Realizing the widespread dissatisfaction of the membership, SPEEA has responded cautiously, circulating a letter asking members to “ignore the call for a wildcat strike”. Executive Director Ray Goforth stated, “I’ve been trying to track down who the organizers are and explain that such an action isn’t sanctioned by the union, isn’t protected under federal law, and they absolutely should not engage in this conduct.” However, SPEEA’s Facebook page is rife with calls for strike action from members, sanctioned or unsanctioned.
Boeing management, for its part, has threatened to outsource work, if it is unable to cut salaries and benefits across the board for the engineers and technicians. The union, far from challenging this claim, repeats it in its own publications and communiqués to the engineers, adding a measure of indignation coupled with angry rhetoric. However, the company has 4,000 planes in its backlog, some of which have already been delayed several months to years. These delays cost the company penalties as well as delayed revenue. In the event of a strike, analysts report that Boeing stands to fall further behind in the backlog by two planes per day, losing a quarter of a billion dollars each day of the strike.
SPEEA has already compromised its earlier counterproposal in September that had asked for wage increases of up to 7.5 percent. The counterproposal on November 21 has dropped this demand to a 6 percent increase. In characteristically veiled language, SPEEA admits that it has already compromised its earlier position on negotiation. But why the union officials had to agree to this compromise, when 96 percent of the workers rejected the earlier contract offer from Boeing, they do not say!
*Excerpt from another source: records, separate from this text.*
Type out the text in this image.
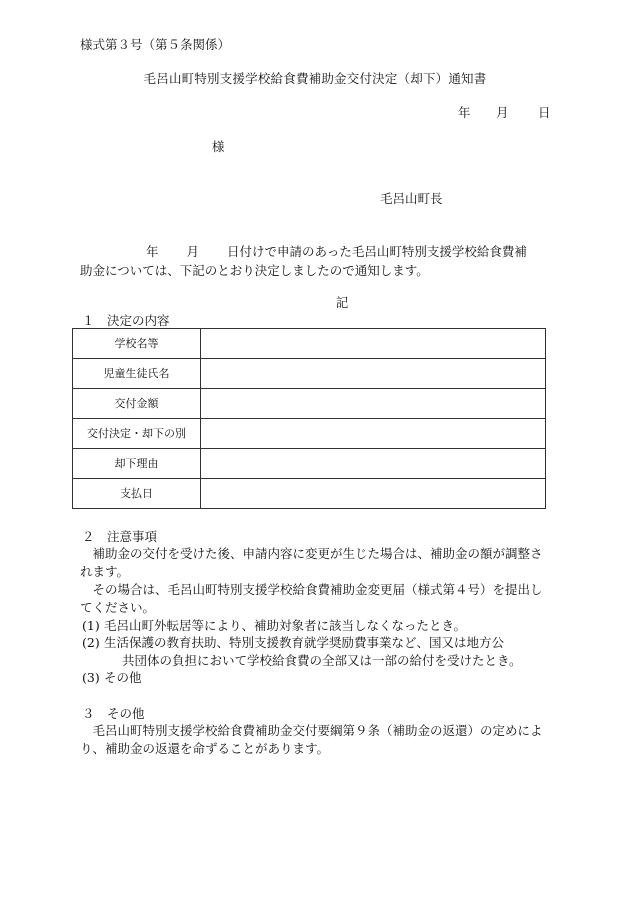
様式第３号（第５条関係）
毛呂山町特別支援学校給食費補助金交付決定（却下）通知書
年 月 日
様
毛呂山町長
年 月 日付けで申請のあった毛呂山町特別支援学校給食費補
助金については、下記のとおり決定しましたので通知します。
記
１　決定の内容
学校名等	
児童生徒氏名	
交付金額	
交付決定・却下の別	
却下理由	
支払日	
２　注意事項
補助金の交付を受けた後、申請内容に変更が生じた場合は、補助金の額が調整されます。
その場合は、毛呂山町特別支援学校給食費補助金変更届（様式第４号）を提出してください。
(1) 毛呂山町外転居等により、補助対象者に該当しなくなったとき。
(2) 生活保護の教育扶助、特別支援教育就学奨励費事業など、国又は地方公
共団体の負担において学校給食費の全部又は一部の給付を受けたとき。
(3) その他
３　その他
毛呂山町特別支援学校給食費補助金交付要綱第９条（補助金の返還）の定めにより、補助金の返還を命ずることがあります。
Boeing, benefiting from a rising demand for commercial jetliners globally, posted a 21 percent increase in earnings for last year. The revenue increase, however, was only 7 percent, reflecting that cost-cutting, speedups and other measures of labor exploitation had more of an effect on the profit increase than growing sales.
Regarding cuts the company wants to make on medical benefits, SPEEA, taking a page from the Obama administration’s health care “reform,” proposes “targeting cost savings in other ways such as incentives for healthy lifestyle choices and medical bill auditing.” In each of these positions, the union upholds the interest of the employer against that of the worker.
To combat the strategy of the company, the workers must take the conduct of their struggle out of the hands of SPEEA and organize independent rank-and-file committees to unite aircraft workers in US and internationally. Any strike action, sanctioned or unsanctioned, by Boeing workers will be confronted by a political system determined to defend the interests of the corporations and, given Boeing’s defense production, those of the state. An independent political offensive must complement industrial action.